City Landmark - Poet Ameer Dehlvi's Room, Opposite Jama Masjid

City Landmark – Poet Ameer Dehlvi’s Room, Opposite Jama Masjid

City Landmark - Poet Ameer Dehlvi's Room, Opposite Jama Masjid

The beautiful room is empty.

[Text and photo by Mayank Austen Soofi]

The door to the left opens to the long balcony; the window in the front wall looks on to Jama Masjid. The room is an imperfect rectangle. The wall, yellow like Amul butter. The table, creamy brown. The bedspread and the pillow, white. A Jawahar cut jacket hanging on the wall. A table topped with three poetry books, including by Ustad Rasa Dehlvi.

This small so-named “manager’s room” is on the first floor of Old Delhi’s Haji Hotel. A poet spent a lifetime in it. Ameer Dehlvi passed early in the year, aged 93. His family owns the landmark hotel.

These days the room stays closed, and was unlatched briefly on request. The window is currently shuttered. A cooling darkness is expressing unswerving rest.

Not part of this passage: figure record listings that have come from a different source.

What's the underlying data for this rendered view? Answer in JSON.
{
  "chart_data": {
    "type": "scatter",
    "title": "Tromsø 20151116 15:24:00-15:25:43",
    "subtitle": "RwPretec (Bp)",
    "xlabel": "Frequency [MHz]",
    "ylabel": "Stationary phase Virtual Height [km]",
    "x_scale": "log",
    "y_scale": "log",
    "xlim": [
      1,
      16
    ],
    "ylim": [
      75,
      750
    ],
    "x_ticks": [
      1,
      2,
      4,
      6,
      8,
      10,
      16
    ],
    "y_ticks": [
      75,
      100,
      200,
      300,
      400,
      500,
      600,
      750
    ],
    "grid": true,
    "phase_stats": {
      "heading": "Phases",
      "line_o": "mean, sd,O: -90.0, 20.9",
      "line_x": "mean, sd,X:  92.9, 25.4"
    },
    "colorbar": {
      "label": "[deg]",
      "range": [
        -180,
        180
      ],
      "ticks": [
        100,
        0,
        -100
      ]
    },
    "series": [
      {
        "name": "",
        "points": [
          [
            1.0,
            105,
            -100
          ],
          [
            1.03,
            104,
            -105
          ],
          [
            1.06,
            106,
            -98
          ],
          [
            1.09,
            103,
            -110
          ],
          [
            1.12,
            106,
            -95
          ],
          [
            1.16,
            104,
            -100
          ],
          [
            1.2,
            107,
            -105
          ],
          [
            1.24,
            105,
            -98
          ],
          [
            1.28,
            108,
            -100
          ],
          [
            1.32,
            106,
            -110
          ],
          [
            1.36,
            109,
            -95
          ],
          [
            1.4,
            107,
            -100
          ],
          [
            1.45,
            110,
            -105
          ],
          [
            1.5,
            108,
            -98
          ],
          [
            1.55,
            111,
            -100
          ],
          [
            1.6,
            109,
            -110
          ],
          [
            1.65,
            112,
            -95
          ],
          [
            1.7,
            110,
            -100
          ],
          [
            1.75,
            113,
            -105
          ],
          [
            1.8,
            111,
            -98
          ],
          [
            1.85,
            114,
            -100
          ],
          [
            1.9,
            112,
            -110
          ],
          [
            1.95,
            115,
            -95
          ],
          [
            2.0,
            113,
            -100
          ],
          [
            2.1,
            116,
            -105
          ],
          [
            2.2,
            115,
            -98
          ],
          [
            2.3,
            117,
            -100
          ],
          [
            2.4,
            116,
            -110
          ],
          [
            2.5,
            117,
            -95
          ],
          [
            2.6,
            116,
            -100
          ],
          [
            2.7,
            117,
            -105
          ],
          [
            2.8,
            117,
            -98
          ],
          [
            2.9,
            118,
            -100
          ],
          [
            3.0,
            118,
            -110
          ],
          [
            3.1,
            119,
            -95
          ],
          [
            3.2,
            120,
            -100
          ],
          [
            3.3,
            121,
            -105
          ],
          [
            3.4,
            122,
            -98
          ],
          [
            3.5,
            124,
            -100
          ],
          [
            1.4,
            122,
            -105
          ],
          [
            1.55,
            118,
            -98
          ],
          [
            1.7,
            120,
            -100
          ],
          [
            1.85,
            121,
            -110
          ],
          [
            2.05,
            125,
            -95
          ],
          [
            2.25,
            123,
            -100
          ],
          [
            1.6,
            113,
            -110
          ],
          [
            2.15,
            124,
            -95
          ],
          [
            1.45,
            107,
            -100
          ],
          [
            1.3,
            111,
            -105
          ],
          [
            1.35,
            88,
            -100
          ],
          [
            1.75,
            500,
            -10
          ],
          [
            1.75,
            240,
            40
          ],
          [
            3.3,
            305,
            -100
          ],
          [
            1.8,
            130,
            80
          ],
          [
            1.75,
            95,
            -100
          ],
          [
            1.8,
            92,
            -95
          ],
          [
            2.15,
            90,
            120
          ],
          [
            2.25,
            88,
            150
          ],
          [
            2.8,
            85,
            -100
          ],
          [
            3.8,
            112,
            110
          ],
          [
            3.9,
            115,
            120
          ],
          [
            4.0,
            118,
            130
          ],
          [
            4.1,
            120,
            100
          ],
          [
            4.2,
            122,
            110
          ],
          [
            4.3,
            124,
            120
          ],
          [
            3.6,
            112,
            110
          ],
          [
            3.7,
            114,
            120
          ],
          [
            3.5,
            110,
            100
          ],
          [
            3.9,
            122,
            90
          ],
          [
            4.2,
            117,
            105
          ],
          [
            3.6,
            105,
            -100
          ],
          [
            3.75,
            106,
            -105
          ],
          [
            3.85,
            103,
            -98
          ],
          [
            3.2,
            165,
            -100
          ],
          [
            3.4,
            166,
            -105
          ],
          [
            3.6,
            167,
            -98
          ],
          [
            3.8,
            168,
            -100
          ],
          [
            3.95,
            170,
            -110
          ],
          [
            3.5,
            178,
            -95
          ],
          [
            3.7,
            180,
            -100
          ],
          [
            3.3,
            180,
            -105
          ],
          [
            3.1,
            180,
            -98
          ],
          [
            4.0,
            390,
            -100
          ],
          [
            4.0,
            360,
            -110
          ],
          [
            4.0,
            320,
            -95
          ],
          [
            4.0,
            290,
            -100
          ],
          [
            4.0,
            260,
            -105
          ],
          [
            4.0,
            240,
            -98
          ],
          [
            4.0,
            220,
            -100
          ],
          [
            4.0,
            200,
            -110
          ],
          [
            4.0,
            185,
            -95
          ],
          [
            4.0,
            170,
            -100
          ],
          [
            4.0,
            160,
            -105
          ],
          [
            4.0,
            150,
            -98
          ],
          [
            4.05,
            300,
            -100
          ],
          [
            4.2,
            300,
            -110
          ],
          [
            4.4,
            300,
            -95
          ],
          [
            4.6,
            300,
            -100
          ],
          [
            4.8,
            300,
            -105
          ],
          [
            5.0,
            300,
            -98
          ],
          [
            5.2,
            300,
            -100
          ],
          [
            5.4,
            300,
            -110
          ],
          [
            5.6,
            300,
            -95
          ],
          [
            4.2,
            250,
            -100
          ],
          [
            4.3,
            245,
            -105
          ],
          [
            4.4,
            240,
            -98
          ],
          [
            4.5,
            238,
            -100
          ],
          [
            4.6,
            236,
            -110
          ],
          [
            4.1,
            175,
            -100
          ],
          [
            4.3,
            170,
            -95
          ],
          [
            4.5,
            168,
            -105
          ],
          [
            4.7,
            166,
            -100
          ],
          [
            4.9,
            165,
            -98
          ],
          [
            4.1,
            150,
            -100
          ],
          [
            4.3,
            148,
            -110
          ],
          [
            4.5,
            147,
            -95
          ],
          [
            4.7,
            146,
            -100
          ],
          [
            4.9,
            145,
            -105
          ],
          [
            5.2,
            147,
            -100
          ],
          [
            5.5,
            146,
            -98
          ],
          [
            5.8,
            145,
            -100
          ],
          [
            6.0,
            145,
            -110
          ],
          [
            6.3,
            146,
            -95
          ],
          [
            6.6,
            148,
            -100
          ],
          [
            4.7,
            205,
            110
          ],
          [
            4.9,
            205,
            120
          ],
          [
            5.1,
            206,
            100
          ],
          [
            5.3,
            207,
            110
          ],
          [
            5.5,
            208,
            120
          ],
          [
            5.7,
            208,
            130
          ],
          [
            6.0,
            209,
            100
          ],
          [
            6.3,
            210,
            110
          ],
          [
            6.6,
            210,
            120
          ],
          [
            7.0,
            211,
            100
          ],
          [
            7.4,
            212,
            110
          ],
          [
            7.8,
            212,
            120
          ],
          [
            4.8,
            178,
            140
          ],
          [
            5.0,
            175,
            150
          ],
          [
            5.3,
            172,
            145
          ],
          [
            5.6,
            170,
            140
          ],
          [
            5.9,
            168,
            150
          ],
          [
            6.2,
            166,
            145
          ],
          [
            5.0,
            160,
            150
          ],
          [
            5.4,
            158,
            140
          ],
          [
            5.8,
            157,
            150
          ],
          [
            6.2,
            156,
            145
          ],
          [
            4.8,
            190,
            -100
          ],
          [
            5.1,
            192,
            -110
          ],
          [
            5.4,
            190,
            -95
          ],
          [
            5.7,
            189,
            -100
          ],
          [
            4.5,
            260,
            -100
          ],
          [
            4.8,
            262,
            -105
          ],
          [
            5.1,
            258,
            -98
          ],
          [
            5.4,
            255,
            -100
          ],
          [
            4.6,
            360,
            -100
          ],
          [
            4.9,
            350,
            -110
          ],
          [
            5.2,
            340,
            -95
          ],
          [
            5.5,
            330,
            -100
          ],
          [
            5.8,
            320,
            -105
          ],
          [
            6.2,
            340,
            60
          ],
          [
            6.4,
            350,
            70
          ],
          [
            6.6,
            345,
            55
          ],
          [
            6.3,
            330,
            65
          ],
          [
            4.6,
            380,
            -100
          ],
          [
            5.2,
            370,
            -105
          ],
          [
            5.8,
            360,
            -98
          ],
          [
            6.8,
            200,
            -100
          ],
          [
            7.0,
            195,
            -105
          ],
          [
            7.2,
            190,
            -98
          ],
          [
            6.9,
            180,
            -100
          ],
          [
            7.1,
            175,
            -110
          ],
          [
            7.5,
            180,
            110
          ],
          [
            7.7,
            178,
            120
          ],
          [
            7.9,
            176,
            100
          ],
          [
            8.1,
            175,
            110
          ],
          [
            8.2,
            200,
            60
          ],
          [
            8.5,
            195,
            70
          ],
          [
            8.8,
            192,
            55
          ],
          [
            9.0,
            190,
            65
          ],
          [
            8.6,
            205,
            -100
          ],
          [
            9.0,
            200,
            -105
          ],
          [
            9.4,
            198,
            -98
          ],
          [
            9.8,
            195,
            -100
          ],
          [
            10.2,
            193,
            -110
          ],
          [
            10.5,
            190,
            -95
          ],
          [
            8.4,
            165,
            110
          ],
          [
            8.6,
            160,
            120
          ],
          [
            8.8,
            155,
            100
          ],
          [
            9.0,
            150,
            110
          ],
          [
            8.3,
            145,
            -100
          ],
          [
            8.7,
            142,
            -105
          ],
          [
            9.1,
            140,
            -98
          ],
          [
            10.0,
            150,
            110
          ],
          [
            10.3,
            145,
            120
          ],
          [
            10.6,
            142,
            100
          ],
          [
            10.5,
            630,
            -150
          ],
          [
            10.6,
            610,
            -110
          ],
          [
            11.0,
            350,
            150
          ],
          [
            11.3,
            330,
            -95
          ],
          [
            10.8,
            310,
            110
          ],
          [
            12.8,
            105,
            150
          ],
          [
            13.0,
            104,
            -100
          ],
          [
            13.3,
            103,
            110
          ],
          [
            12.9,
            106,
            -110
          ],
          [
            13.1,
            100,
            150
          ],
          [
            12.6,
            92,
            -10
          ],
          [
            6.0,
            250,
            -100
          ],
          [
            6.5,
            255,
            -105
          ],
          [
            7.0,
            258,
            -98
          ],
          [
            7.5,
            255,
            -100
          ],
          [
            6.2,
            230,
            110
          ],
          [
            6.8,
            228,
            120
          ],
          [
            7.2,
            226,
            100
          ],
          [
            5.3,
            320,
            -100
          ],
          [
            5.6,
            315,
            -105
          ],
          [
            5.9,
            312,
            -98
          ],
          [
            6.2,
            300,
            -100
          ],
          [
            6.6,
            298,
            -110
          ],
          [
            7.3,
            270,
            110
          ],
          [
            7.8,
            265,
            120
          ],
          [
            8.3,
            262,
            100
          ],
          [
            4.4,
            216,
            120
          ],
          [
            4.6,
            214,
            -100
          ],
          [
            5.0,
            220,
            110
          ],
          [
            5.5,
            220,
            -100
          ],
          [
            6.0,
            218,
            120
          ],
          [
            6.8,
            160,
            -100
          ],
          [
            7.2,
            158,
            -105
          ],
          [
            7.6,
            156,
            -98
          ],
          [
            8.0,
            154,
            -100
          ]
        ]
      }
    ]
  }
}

While his late wife lived in faraway Kashmir, and the rest of his people—-brothers, nephews,, etc—in nearby Chawri Bazar, the poet lounged and lay in this room. It had been his daily refuge for more than half a century. The meals though were always had with the family in the Chawri Bazar mansion. His other favoured place was the stately table on the hotel balcony, where he would make entries, in handwritten Urdu, in the guest check-in register.

Before Covid upended his routine, the poet would seclude himself in the room sharp at two in the afternoon. A palm-sized Sony transistor beside his pillow would play old film songs at low volume. A copy of his published verses lay within the arm’s reach. He would emerge out three hours later.

One afternoon, some heatwaves ago, it was so inhumanly hot that the normally chaotic Walled City lanes were utterly empty. The hotel balcony was also empty. The soft tunes of a song were coming from the manager’s room. The door was ajar. The poet was lying on bed, in white kurta pajama. The fabric looked as soft as Dhaka malmal. His eyes were closed, his hands lay crossed on his chest. Some of the longer strands of his grey beard were stirring slightly under the ceiling fan’s hawa.

During the pandemic-triggered lockdowns, the poet tried recreating his beloved hotel room at his Chawri Bazar home. But his heart broke during the second wave when he lost two brothers. As the world returned from isolation, he would visit this room infrequently, and sit by the window, which stayed shut, murmuring verses on loss and grief, breaking down into tears.

This summer afternoon, three months after his passing, the room exudes a museum gallery’s detachment. On opening the window, Jama Masjid dramatically resurfaces, and white-hot daylight sprints in impatiently, at once enlivening the aloof room with a throbbing feel of the poet’s presence—and also of his eternal absence. As if he is nowhere and everywhere.